2022年8月7日

世界的に注目されているデジタルアート集団「チームラボ」の猪子寿之(いのことしゆき)氏のインタビュー番組を観ました。猪子さんの祖母はクリスチャンで、母親は真言宗で、幼少の頃から「人は違う」ということを体感する環境で育ったとのこと。祖母は熱心な福音派の教会の信者で、子どもの頃は祖母に連れられて教会学校に通い、ある時、地球は1万年前に誕生したと教えられたそうです。しかし学校の授業では地球は46億年前に誕生したと習い、そのことを祖母に伝えると、「それはサタンの働きだ」と祖母から言われたそうで、猪子さんは苦笑しながら話していました。私も、あちゃ~と思いました。それは原理主義福音派教会「あるある」です。
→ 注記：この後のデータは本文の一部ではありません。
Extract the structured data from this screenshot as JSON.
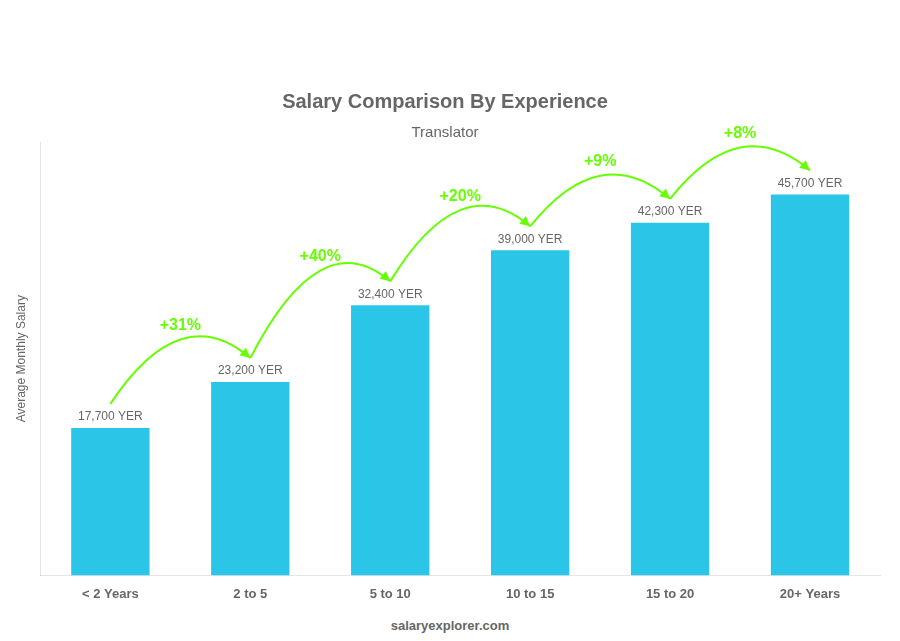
{
  "chart_data": {
    "type": "bar",
    "title": "Salary Comparison By Experience",
    "subtitle": "Translator",
    "categories": [
      "< 2 Years",
      "2 to 5",
      "5 to 10",
      "10 to 15",
      "15 to 20",
      "20+ Years"
    ],
    "values": [
      17700,
      23200,
      32400,
      39000,
      42300,
      45700
    ],
    "value_labels": [
      "17,700 YER",
      "23,200 YER",
      "32,400 YER",
      "39,000 YER",
      "42,300 YER",
      "45,700 YER"
    ],
    "data_labels": true,
    "color": "#2BC5E8",
    "ylabel": "Average Monthly Salary",
    "ylim": [
      0,
      52000
    ],
    "grid": false,
    "tick_labels": "x",
    "annotations": [
      {
        "text": "+31%",
        "color": "#66ff00"
      },
      {
        "text": "+40%",
        "color": "#66ff00"
      },
      {
        "text": "+20%",
        "color": "#66ff00"
      },
      {
        "text": "+9%",
        "color": "#66ff00"
      },
      {
        "text": "+8%",
        "color": "#66ff00"
      }
    ],
    "footer": "salaryexplorer.com"
  }
}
時に信仰は断定的、排他的になり、その中にいると周りが見えなくなり、その他のものをサタン呼ばわりしたりします。しかしその弱さは「信者」だけに限りません。痛ましい安倍元首相の銃撃事件がありましたが、容疑者の動機は「家を破産させた宗教団体と安倍元首相がつながっていると思い込んで」と報じました。その真相はわかりませんが、はっきりわかることは、容疑者本人も一つの情報を妄信する「信者」であったということです。今はネット情報溢れる社会、人は一つの情報を断定的に思い込むという弱さがあります。そうなるともう周りは見えず、周りを批判的に見ます。地球誕生1万年説は「創造科学」という天地創造の解釈の一つです。私もそれらの書籍を興味深く読みましたが、しかし地球は46年前に誕生したという科学的見地に立つ聖書解釈もあります。聖書は

「はじめに神が天と地を創造された」(創世記1:1)

と明確に告げますが、そのプロセスを科学的に示す目的では記されていません。それなのになぜ一つの解釈を断定するのでしょう。先々回ここに挙げた内村鑑三の言葉、「真理は円形にあらず、楕円形である」は大事です。一点軸の同心円ではなく、相反する二点軸を許容する「楕円形」に生きましょう。